UN Hopes to Enter Syria's Eastern Ghouta in 'Next Few Days'

Military police stand guard between portraits of Syrian President Bashar al-Assad and Russian President Vladimir Putin outside a guard-post at a checkpoint near Damascus neighboring the rebel-held Eastern Ghouta region. (LOUAI BESHARA/AFP)
Military police stand guard between portraits of Syrian President Bashar al-Assad and Russian President Vladimir Putin outside a guard-post at a checkpoint near Damascus neighboring the rebel-held Eastern Ghouta region. (LOUAI BESHARA/AFP)

The United Nations said Thursday it hoped aid convoys could head into Syria's besieged rebel-held enclave of Eastern Ghouta within days, after the Damascus government appeared to have finally provided authorization.

"We may now be able to go to Eastern Ghouta in the next few days," said Jan Egeland, head of the UN's humanitarian taskforce for Syria.

He told reporters in Geneva that he had received word during a taskforce meeting on Thursday "that we may have the first facilitation letter, permit from the government, to go to (the main Eastern Ghouta town of) Douma in a very long time."

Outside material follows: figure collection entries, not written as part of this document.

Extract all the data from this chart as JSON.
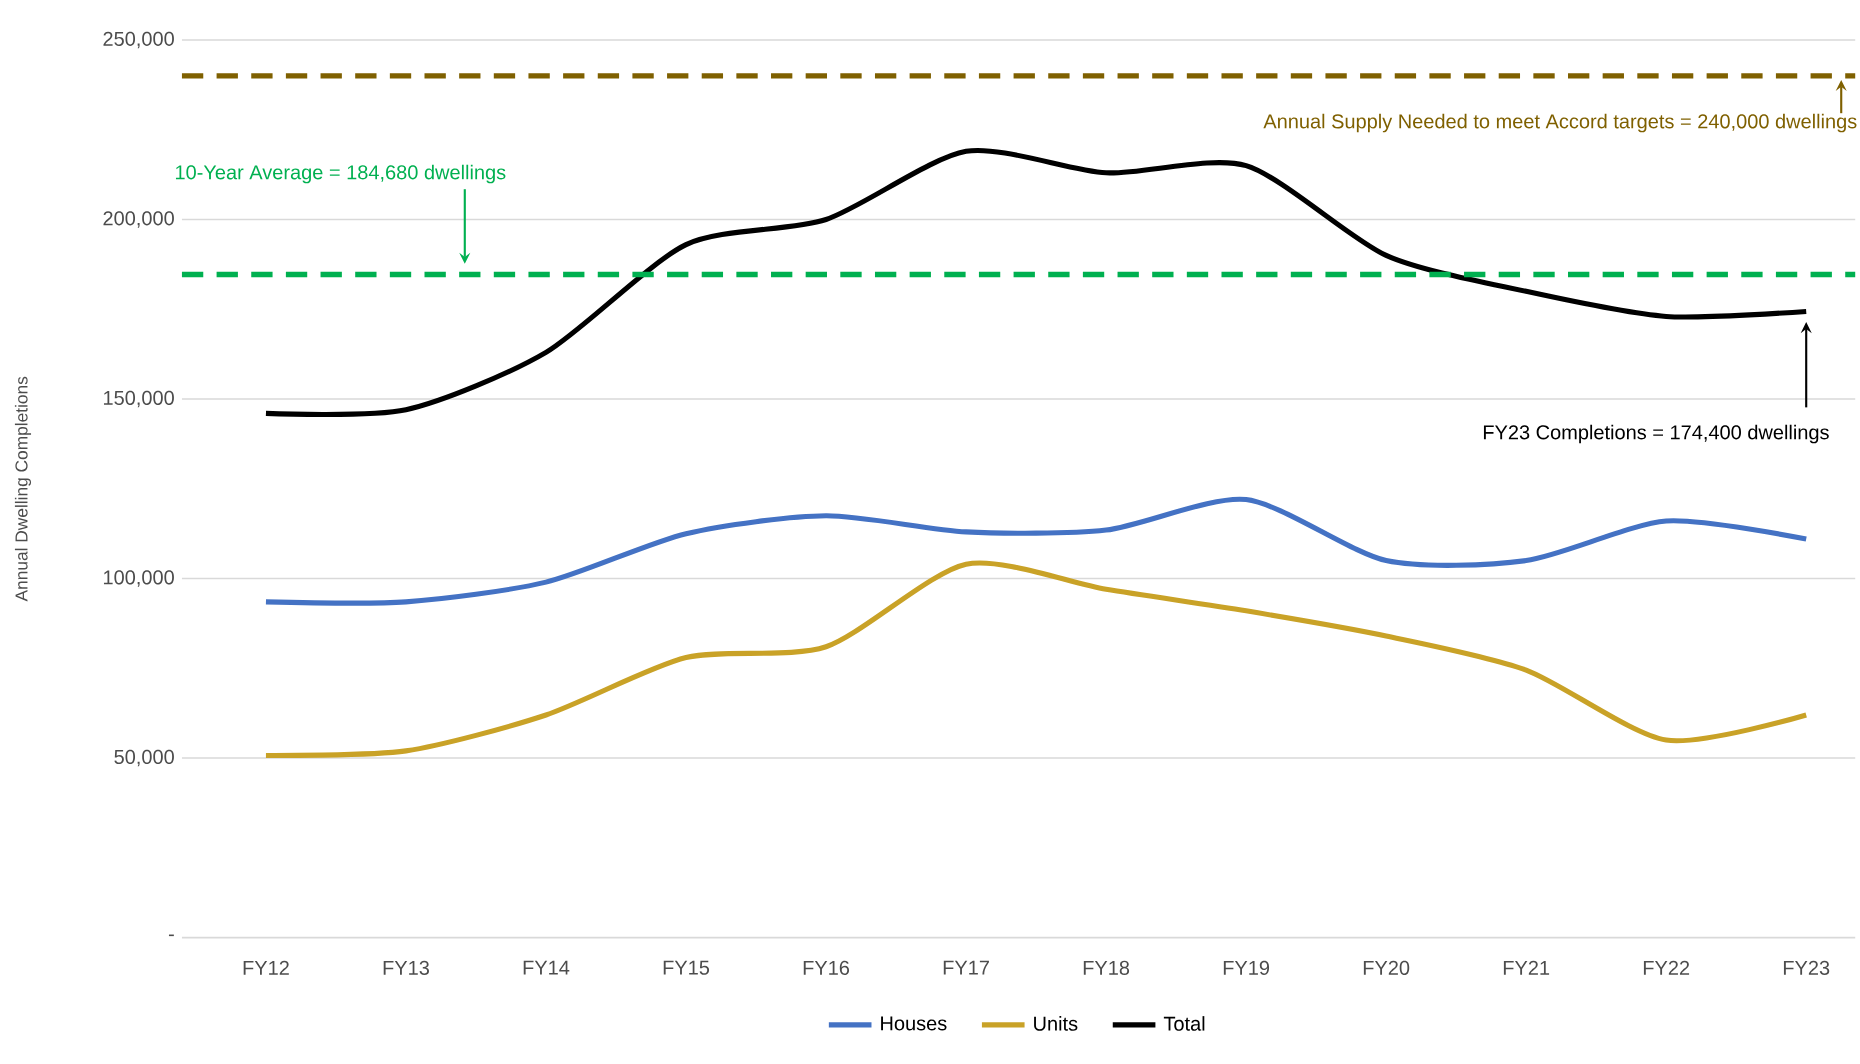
{
  "chart_data": {
    "type": "line",
    "ylabel": "Annual Dwelling Completions",
    "categories": [
      "FY12",
      "FY13",
      "FY14",
      "FY15",
      "FY16",
      "FY17",
      "FY18",
      "FY19",
      "FY20",
      "FY21",
      "FY22",
      "FY23"
    ],
    "series": [
      {
        "name": "Houses",
        "color": "#4472c4",
        "values": [
          93500,
          93500,
          99000,
          112500,
          117500,
          113000,
          113500,
          122000,
          105000,
          105000,
          116000,
          111000
        ]
      },
      {
        "name": "Units",
        "color": "#c9a227",
        "values": [
          50700,
          52000,
          62000,
          78000,
          81000,
          104000,
          97000,
          91000,
          84000,
          74500,
          55000,
          62000
        ]
      },
      {
        "name": "Total",
        "color": "#000000",
        "values": [
          146000,
          147000,
          163000,
          193000,
          200000,
          219000,
          213000,
          215000,
          190000,
          180000,
          173000,
          174400
        ]
      }
    ],
    "ylim": [
      0,
      250000
    ],
    "yticks": [
      {
        "value": 0,
        "label": "-"
      },
      {
        "value": 50000,
        "label": "50,000"
      },
      {
        "value": 100000,
        "label": "100,000"
      },
      {
        "value": 150000,
        "label": "150,000"
      },
      {
        "value": 200000,
        "label": "200,000"
      },
      {
        "value": 250000,
        "label": "250,000"
      }
    ],
    "ref_lines": [
      {
        "axis": "y",
        "value": 184680,
        "label": "10-Year Average = 184,680 dwellings",
        "color": "#00b050",
        "line_style": "dashed"
      },
      {
        "axis": "y",
        "value": 240000,
        "label": "Annual Supply Needed to meet Accord targets = 240,000 dwellings",
        "color": "#7f6000",
        "line_style": "dashed"
      }
    ],
    "annotations": [
      {
        "text": "FY23 Completions = 174,400 dwellings",
        "x": "FY23",
        "y": 174400
      }
    ],
    "grid": "y",
    "legend": "bottom",
    "line_style": "solid"
  }
}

But he stressed that the five-hour daily "humanitarian pause" in fighting declared by Russia for the enclave was not enough to allow aid deliveries or ensure orderly medical evacuations.

"Five hours is not enough," he insisted, underscoring that aid deliveries take time and that an estimated 1,000 civilians also desperately needed medical evacuation.

More than 40 trucks loaded with much needed aid have so far been unable to reach the 400,000 people living in the battered enclave.

Egeland's comments came as civilians in Eastern Ghouta continued to shun Russia's offer to quit the area, and as rebels and Moscow blamed each other for the humanitarian deadlock.

A five-hour daily "pause" announced by Moscow on Monday has led to a reduction in the bombardment that killed hundreds in only a few days and sparked global outrage last month.

But the humanitarian corridor offered by Russia for civilians to flee has remained ostensibly empty for a third day, with distrust running high on both sides.

Avoid Aleppo repeat

The Russian declaration fell far short of a full 30-day ceasefire voted for by the United Nations Security Council last Saturday, which has yet to be implemented.

Egeland voiced disappointment that the countries who unanimously voted through the Security Council resolution had not been able to ensure its implementation.

He stressed that the catastrophe unfolding in Eastern Ghouta "is no tsunami."

"It is not a natural disaster, it is man-made from A-Z, and I think the sponsors of the armed groups can do more to hold them back," he said.

The UN special envoy for Syria Staffan de Mistura meanwhile said the UN would "not give up in asking for the full implementation of the resolution 2401."

"We will continue asking until we are red in the face, blue in the face, for both sides… to stop shelling each others' areas, and for convoys to be allowed" in, he told reporters in Geneva.

He said the UN was determined not to see a repeat of what happened in Syria's second city of Aleppo in 2016, when Russia and the Syrian regime also deployed a "humanitarian pause" as they looked to force out rebels.

"We cannot see a copycat of Aleppo taking place," De Mistura said.